Regarding (1), the neurotropism of SARS-CoV-2 is convincingly demonstrated, and this is consistent with other reports. Spike and nucleocapsid proteins and viral RNA are detected in neuronal cytoplasm and neuritic processes in three cortical regions, SARS-CoV-2 infects mature cortical neurons, and infectivity correlates with expression of the ACE2 receptor as a key route of entry. Regarding (2), immunohistochemical staining shows highly significant increases in COVID-infected cases of Aβ and p-Tau deposits in cortical regions and hippocampus. In one figure inset, we see Thioflavin T-staining of cellular Aβ aggregates, which is an important defining characteristic of Aβ deposits in AD; it would have been nice to see more examples of this (with quantification of fibrillar ThT-positive aggregates and perhaps even isolation and confirmation of fibrils by AFM).

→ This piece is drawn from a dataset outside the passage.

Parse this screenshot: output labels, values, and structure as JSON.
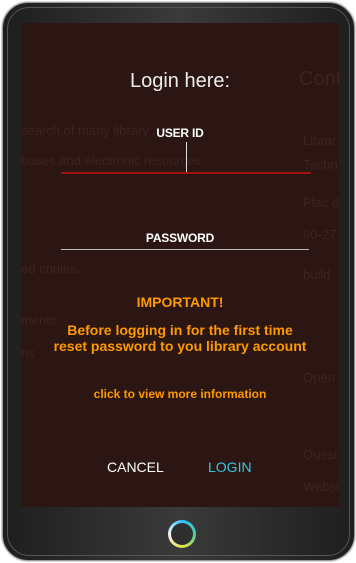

Data showing significantly higher neuronal apoptosis by caspase-3 activation in the COVID-19 cases are also presented. Evidence of a neuroinflammatory response in the SARS-CoV-2 infected brains is also provided by IL-1 and IL-6 positivity. Most of the evidence presented thus far is derived from immunohistochemical staining and analysis of brain sections. To establish a more direct link between SARS-CoV-2 infection and an Alzheimer’s phenotype, virus-infected iPSC-derived differentiated neurons from healthy and AD individuals exhibited significantly increased cellular Aβ and p-Tau aggregates, together with enhanced expression of AD-related genes like BACE1 (but not APP, PS1/2), and activated caspase-3. Notably, the AD-derived neurons were more affected by these changes than the healthy-derived ones. Finally, the authors claim an “AD signature” for 24 genes upregulated in common in differentiated neurons infected by SARS-CoV-2 and AD patients.

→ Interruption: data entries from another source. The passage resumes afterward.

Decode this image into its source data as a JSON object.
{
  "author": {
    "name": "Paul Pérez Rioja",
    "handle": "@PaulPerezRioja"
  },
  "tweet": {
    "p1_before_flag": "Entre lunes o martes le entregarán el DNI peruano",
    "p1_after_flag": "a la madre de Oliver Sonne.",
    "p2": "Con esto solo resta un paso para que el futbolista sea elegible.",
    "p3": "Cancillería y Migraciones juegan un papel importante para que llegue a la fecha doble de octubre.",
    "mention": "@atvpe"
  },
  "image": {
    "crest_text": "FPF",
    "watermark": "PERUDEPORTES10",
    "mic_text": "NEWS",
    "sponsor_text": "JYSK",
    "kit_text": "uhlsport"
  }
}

To conclude, the collective experimental results presented in this paper do reliably substantiate the hypothesis that SARS-CoV-2 infects cortical neurons of the brains of COVID-19 patients and triggers, or exacerbates, certain pathological features reminiscent of an Alzheimer-like pathology. However, although compelling, the ‘specificity’ of the induction is still not unequivocal. Only a 4% gene overlap was observed between the AD group and the SARS-CoV-2 infected group, and, importantly, overexpression of the top 3 of these genes failed to trigger cellular Aβ or p-Tau aggregation. The mechanisms have to be probed further, for instance by in vivo animal studies, and the findings replicated in larger numbers for more certainty regarding these claims. Nonetheless, considering these limitations, the study represents a formidable hypothesis that can have very important implications considering the millions of people infected around the world with SARS-CoV-2, not only during acute infection but also in the longer term.